E poi dicono che ci rubano il lavoro. Ma chi vuole più fare quei lavori che facevamo noi quando siamo emigrati in Germania?! Noi siamo indietro sulla desertificazione, nel nord Africa ci sono ulivi coltivati sulla sabbia! Regalare motovedette non è quello che mi aspetto da un popolo che ha avuto come propri capi di stato Pertini e De Gasperi.
“Il futuro è il Mediterraneo”, lo disse Cassano, un sociologo di Bari, nel suo famoso libro “Il pensiero meridiano”. Il centro del mondo è stato il Mediterraneo e tornerà ad esserlo.
L’akkademia ha prodotto numerose rappresentazioni teatrali ed anche dei cortometraggi: che effetti educativi ha avuto sui ragazzi?
Sia nell’una che nell’altra forma ci si muove sempre nell’ambito del teatro didattico, che è una scelta di vita. Ci si occupa di creare un ambiente artistico per ragazzi che poi magari diventeranno medici o avvocati ma conosceranno il teatro come modello di vita, come insegnamento profondo alla giustizia: Se lavori ottieni dei risultati, se non lavori non li ottieni. Devi metterti totalmente in gioco, non esistono raccomandazioni, non esistono salti, non esistono tappe che puoi bruciare. Il teatro è equo. In scena il pubblico percepisce se hai dato tutto, ti sei risparmiato, se hai provato, se sei certo di quello che fai. Per questo uno spettacolo con così tanti personaggi si può fare solo se ognuno fa la sua parte. Non ci sono protagonisti e comparse, esiste una grande coralità. Così i giovani imparano che in una grande coralità posso crescere insieme come anelli di una stessa catena. A questo serve il teatro didattico. Ecco perché lo inserirei in tutti i programmi scolastici, non solo a livello di P.O.N. Il teatro ti insegna che la vita è giusta. Puoi copiare una versione di greco, non puoi andare in scena copiando. Tutti i sotterfugi che puoi fare nella vita, non puoi farli sul palco. Questa è una bella lezione soprattutto per i giovani che hanno perso il senso del lavoro e della fatica. Sembra che tutto sia dovuto, i modelli educativi sono andati a quel paese. Il teatro resta l’unica cosa “dura”, l’ultima cosa giusta che esista al mondo. Direi che incarna l’idea di giustizia assoluta.

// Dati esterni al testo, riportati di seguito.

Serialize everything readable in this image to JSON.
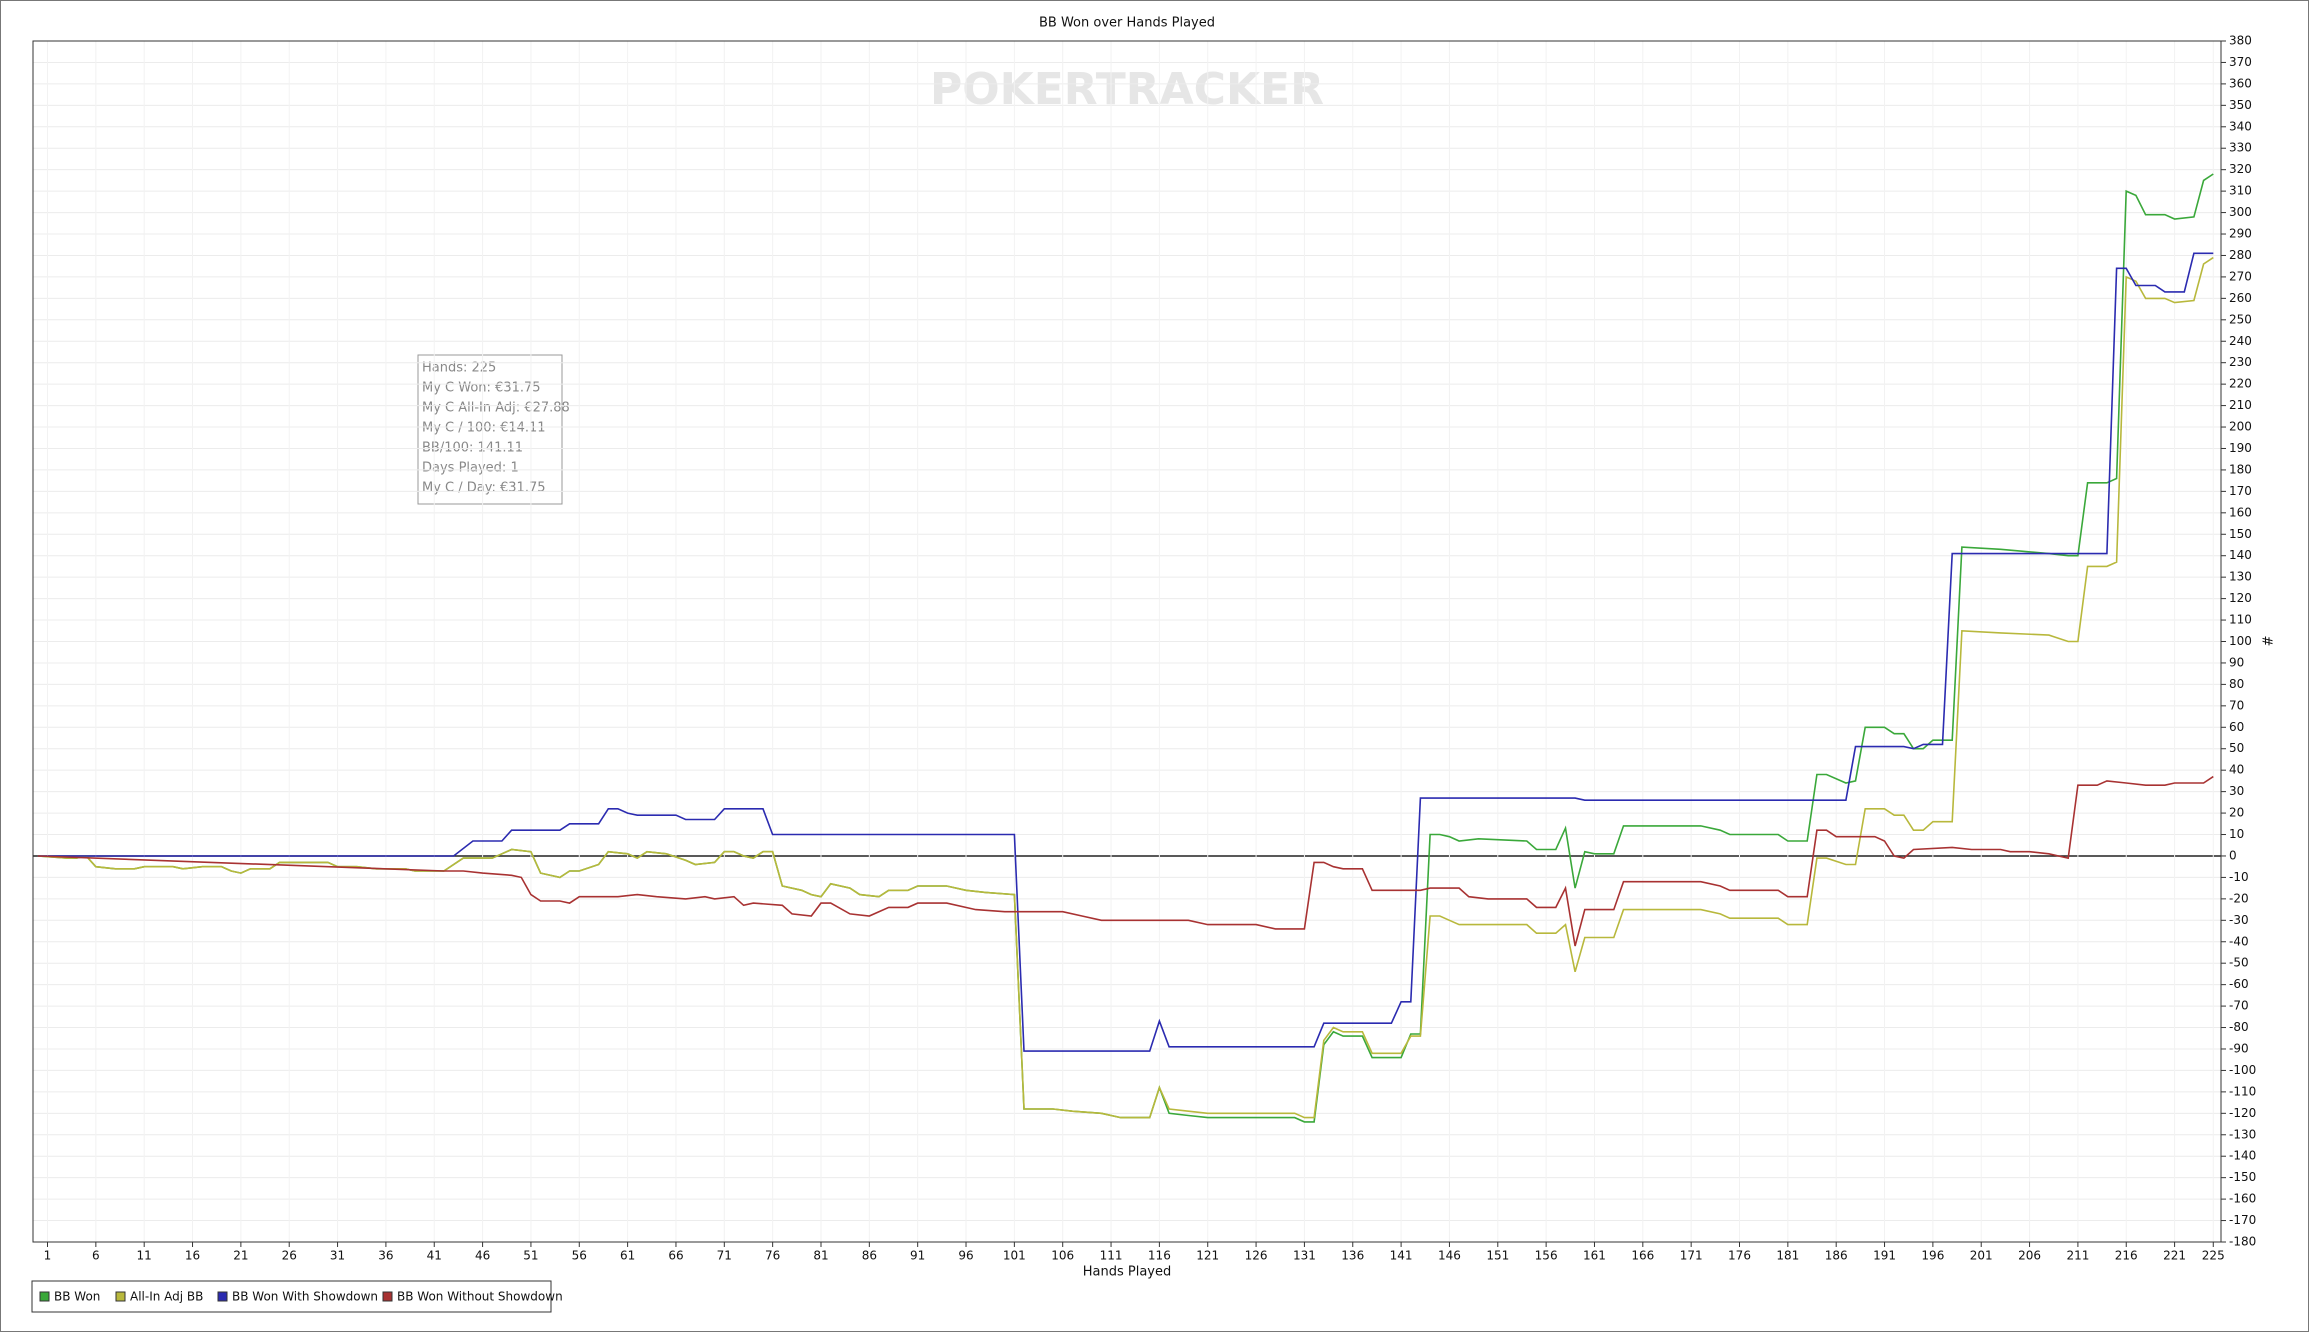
{
  "chart_data": {
    "type": "line",
    "title": "BB Won over Hands Played",
    "watermark": "POKERTRACKER",
    "x_label": "Hands Played",
    "y_label": "#",
    "xlim": [
      -0.5,
      225.8
    ],
    "ylim": [
      -180,
      380
    ],
    "xticks": [
      1,
      6,
      11,
      16,
      21,
      26,
      31,
      36,
      41,
      46,
      51,
      56,
      61,
      66,
      71,
      76,
      81,
      86,
      91,
      96,
      101,
      106,
      111,
      116,
      121,
      126,
      131,
      136,
      141,
      146,
      151,
      156,
      161,
      166,
      171,
      176,
      181,
      186,
      191,
      196,
      201,
      206,
      211,
      216,
      221,
      225
    ],
    "yticks": [
      -180,
      -170,
      -160,
      -150,
      -140,
      -130,
      -120,
      -110,
      -100,
      -90,
      -80,
      -70,
      -60,
      -50,
      -40,
      -30,
      -20,
      -10,
      0,
      10,
      20,
      30,
      40,
      50,
      60,
      70,
      80,
      90,
      100,
      110,
      120,
      130,
      140,
      150,
      160,
      170,
      180,
      190,
      200,
      210,
      220,
      230,
      240,
      250,
      260,
      270,
      280,
      290,
      300,
      310,
      320,
      330,
      340,
      350,
      360,
      370,
      380
    ],
    "grid": true,
    "tooltip": [
      "Hands: 225",
      "My C Won: €31.75",
      "My C All-In Adj: €27.88",
      "My C / 100: €14.11",
      "BB/100: 141.11",
      "Days Played: 1",
      "My C / Day: €31.75"
    ],
    "series": [
      {
        "name": "BB Won",
        "color": "#3aa83a",
        "x": [
          0,
          3,
          4,
          5,
          6,
          8,
          10,
          11,
          14,
          15,
          17,
          19,
          20,
          21,
          22,
          24,
          25,
          30,
          31,
          33,
          35,
          38,
          39,
          42,
          44,
          47,
          48,
          49,
          51,
          52,
          54,
          55,
          56,
          58,
          59,
          61,
          62,
          63,
          65,
          67,
          68,
          70,
          71,
          72,
          73,
          74,
          75,
          76,
          77,
          79,
          80,
          81,
          82,
          84,
          85,
          87,
          88,
          90,
          91,
          94,
          96,
          98,
          101,
          102,
          105,
          107,
          110,
          112,
          115,
          116,
          117,
          119,
          121,
          130,
          131,
          132,
          133,
          134,
          135,
          137,
          138,
          141,
          142,
          143,
          144,
          145,
          146,
          147,
          149,
          154,
          155,
          157,
          158,
          159,
          160,
          161,
          163,
          164,
          172,
          174,
          175,
          180,
          181,
          183,
          184,
          185,
          187,
          188,
          189,
          191,
          192,
          193,
          194,
          195,
          196,
          198,
          199,
          203,
          208,
          210,
          211,
          212,
          214,
          215,
          216,
          217,
          218,
          220,
          221,
          223,
          224,
          225
        ],
        "values": [
          0,
          -1,
          -1,
          0,
          -5,
          -6,
          -6,
          -5,
          -5,
          -6,
          -5,
          -5,
          -7,
          -8,
          -6,
          -6,
          -3,
          -3,
          -5,
          -5,
          -6,
          -6,
          -7,
          -7,
          -1,
          -1,
          1,
          3,
          2,
          -8,
          -10,
          -7,
          -7,
          -4,
          2,
          1,
          -1,
          2,
          1,
          -2,
          -4,
          -3,
          2,
          2,
          0,
          -1,
          2,
          2,
          -14,
          -16,
          -18,
          -19,
          -13,
          -15,
          -18,
          -19,
          -16,
          -16,
          -14,
          -14,
          -16,
          -17,
          -18,
          -118,
          -118,
          -119,
          -120,
          -122,
          -122,
          -108,
          -120,
          -121,
          -122,
          -122,
          -124,
          -124,
          -88,
          -82,
          -84,
          -84,
          -94,
          -94,
          -83,
          -83,
          10,
          10,
          9,
          7,
          8,
          7,
          3,
          3,
          13,
          -15,
          2,
          1,
          1,
          14,
          14,
          12,
          10,
          10,
          7,
          7,
          38,
          38,
          34,
          35,
          60,
          60,
          57,
          57,
          50,
          50,
          54,
          54,
          144,
          143,
          141,
          140,
          140,
          174,
          174,
          176,
          310,
          308,
          299,
          299,
          297,
          298,
          315,
          318
        ]
      },
      {
        "name": "All-In Adj BB",
        "color": "#b8b83c",
        "x": [
          0,
          3,
          4,
          5,
          6,
          8,
          10,
          11,
          14,
          15,
          17,
          19,
          20,
          21,
          22,
          24,
          25,
          30,
          31,
          33,
          35,
          38,
          39,
          42,
          44,
          47,
          48,
          49,
          51,
          52,
          54,
          55,
          56,
          58,
          59,
          61,
          62,
          63,
          65,
          67,
          68,
          70,
          71,
          72,
          73,
          74,
          75,
          76,
          77,
          79,
          80,
          81,
          82,
          84,
          85,
          87,
          88,
          90,
          91,
          94,
          96,
          98,
          101,
          102,
          105,
          107,
          110,
          112,
          115,
          116,
          117,
          119,
          121,
          130,
          131,
          132,
          133,
          134,
          135,
          137,
          138,
          141,
          142,
          143,
          144,
          145,
          146,
          147,
          149,
          154,
          155,
          157,
          158,
          159,
          160,
          161,
          163,
          164,
          172,
          174,
          175,
          180,
          181,
          183,
          184,
          185,
          187,
          188,
          189,
          191,
          192,
          193,
          194,
          195,
          196,
          198,
          199,
          203,
          208,
          210,
          211,
          212,
          214,
          215,
          216,
          217,
          218,
          220,
          221,
          223,
          224,
          225
        ],
        "values": [
          0,
          -1,
          -1,
          0,
          -5,
          -6,
          -6,
          -5,
          -5,
          -6,
          -5,
          -5,
          -7,
          -8,
          -6,
          -6,
          -3,
          -3,
          -5,
          -5,
          -6,
          -6,
          -7,
          -7,
          -1,
          -1,
          1,
          3,
          2,
          -8,
          -10,
          -7,
          -7,
          -4,
          2,
          1,
          -1,
          2,
          1,
          -2,
          -4,
          -3,
          2,
          2,
          0,
          -1,
          2,
          2,
          -14,
          -16,
          -18,
          -19,
          -13,
          -15,
          -18,
          -19,
          -16,
          -16,
          -14,
          -14,
          -16,
          -17,
          -18,
          -118,
          -118,
          -119,
          -120,
          -122,
          -122,
          -108,
          -118,
          -119,
          -120,
          -120,
          -122,
          -122,
          -86,
          -80,
          -82,
          -82,
          -92,
          -92,
          -84,
          -84,
          -28,
          -28,
          -30,
          -32,
          -32,
          -32,
          -36,
          -36,
          -32,
          -54,
          -38,
          -38,
          -38,
          -25,
          -25,
          -27,
          -29,
          -29,
          -32,
          -32,
          -1,
          -1,
          -4,
          -4,
          22,
          22,
          19,
          19,
          12,
          12,
          16,
          16,
          105,
          104,
          103,
          100,
          100,
          135,
          135,
          137,
          270,
          268,
          260,
          260,
          258,
          259,
          276,
          279
        ]
      },
      {
        "name": "BB Won With Showdown",
        "color": "#2b2bb0",
        "x": [
          0,
          43,
          45,
          48,
          49,
          54,
          55,
          58,
          59,
          60,
          61,
          62,
          66,
          67,
          70,
          71,
          75,
          76,
          101,
          102,
          115,
          116,
          117,
          132,
          133,
          140,
          141,
          142,
          143,
          159,
          160,
          187,
          188,
          193,
          194,
          195,
          197,
          198,
          214,
          215,
          216,
          217,
          219,
          220,
          222,
          223,
          225
        ],
        "values": [
          0,
          0,
          7,
          7,
          12,
          12,
          15,
          15,
          22,
          22,
          20,
          19,
          19,
          17,
          17,
          22,
          22,
          10,
          10,
          -91,
          -91,
          -77,
          -89,
          -89,
          -78,
          -78,
          -68,
          -68,
          27,
          27,
          26,
          26,
          51,
          51,
          50,
          52,
          52,
          141,
          141,
          274,
          274,
          266,
          266,
          263,
          263,
          281,
          281
        ]
      },
      {
        "name": "BB Won Without Showdown",
        "color": "#a83232",
        "x": [
          0,
          42,
          44,
          46,
          49,
          50,
          51,
          52,
          54,
          55,
          56,
          60,
          62,
          64,
          67,
          69,
          70,
          72,
          73,
          74,
          77,
          78,
          80,
          81,
          82,
          84,
          86,
          88,
          90,
          91,
          94,
          97,
          100,
          106,
          108,
          110,
          119,
          121,
          126,
          128,
          131,
          132,
          133,
          134,
          135,
          137,
          138,
          143,
          144,
          147,
          148,
          150,
          154,
          155,
          157,
          158,
          159,
          160,
          163,
          164,
          172,
          174,
          175,
          180,
          181,
          183,
          184,
          185,
          186,
          190,
          191,
          192,
          193,
          194,
          198,
          200,
          203,
          204,
          206,
          208,
          209,
          210,
          211,
          213,
          214,
          216,
          218,
          220,
          221,
          224,
          225
        ],
        "values": [
          0,
          -7,
          -7,
          -8,
          -9,
          -10,
          -18,
          -21,
          -21,
          -22,
          -19,
          -19,
          -18,
          -19,
          -20,
          -19,
          -20,
          -19,
          -23,
          -22,
          -23,
          -27,
          -28,
          -22,
          -22,
          -27,
          -28,
          -24,
          -24,
          -22,
          -22,
          -25,
          -26,
          -26,
          -28,
          -30,
          -30,
          -32,
          -32,
          -34,
          -34,
          -3,
          -3,
          -5,
          -6,
          -6,
          -16,
          -16,
          -15,
          -15,
          -19,
          -20,
          -20,
          -24,
          -24,
          -15,
          -42,
          -25,
          -25,
          -12,
          -12,
          -14,
          -16,
          -16,
          -19,
          -19,
          12,
          12,
          9,
          9,
          7,
          0,
          -1,
          3,
          4,
          3,
          3,
          2,
          2,
          1,
          0,
          -1,
          33,
          33,
          35,
          34,
          33,
          33,
          34,
          34,
          37
        ]
      }
    ]
  }
}
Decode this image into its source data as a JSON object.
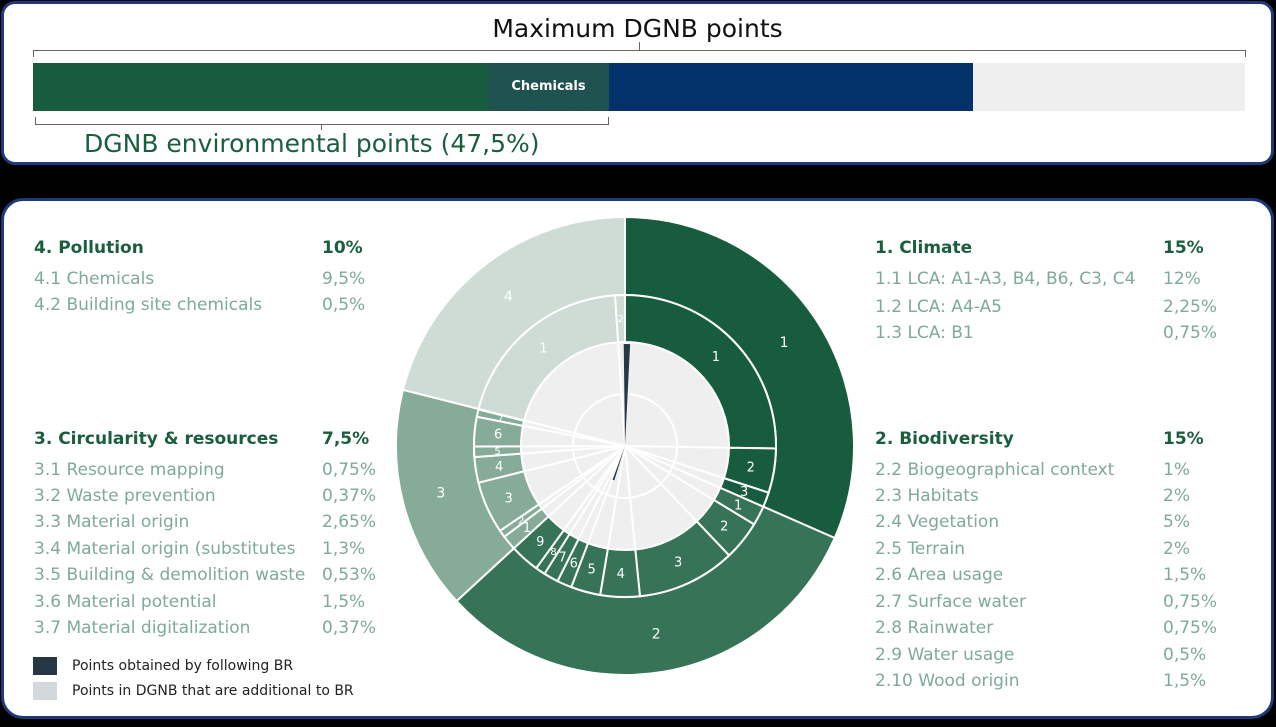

Secondo lei, quindi, le altre forme d’arte non possono insegnare la giustizia nello stesso modo?
No, perché in alcune arti è possibile saltare la fase tecnica, che nel teatro non puoi saltare. Certe sequenze e strutture come quelle del gobbo di Notre Dame devono essere provate andando contro i tuoi limiti fisici, psichici e interpretativi. Invece nella pittura, ad esempio, molta gente salta la struttura anatomica e mette colpi di secchi su una tela. Altri fotografi comprano attrezzature senza studiare le inquadrature o la luce. Oppure puoi registrare audio con una macchinetta fotografica. Ma quando devi montare senti gracchiati, fruscii, bassi che non sono bassi, forme d’onda che non sono quelle. Oggi chiunque con due soldi può approcciarsi a strutture tecniche quasi professionali ma devi saperle usare! Non puoi bruciare i passi! Non puoi guidare una formula1 se non sai cos’è il cambio. E poi la tecnica è disciplina. Anche questo fa parte del concetto di giustizia.
Come si potrebbe incentivare il teatro nelle piccole città?
Con i laboratori. Non c’è altro modo che creare gruppi di giovani che si riconoscano intorno all’idea di scuola di teatro. Alcart ha organizzato un laboratorio teatrale di cui fanno parte quindici ragazzi stupendi, io spero che questa esperienza continui oltre le 30 ore in programma e che questi ragazzi diventino il motore di una contaminazione teatrale facendo recuperare ai giovani alcamesi il senso di giustizia.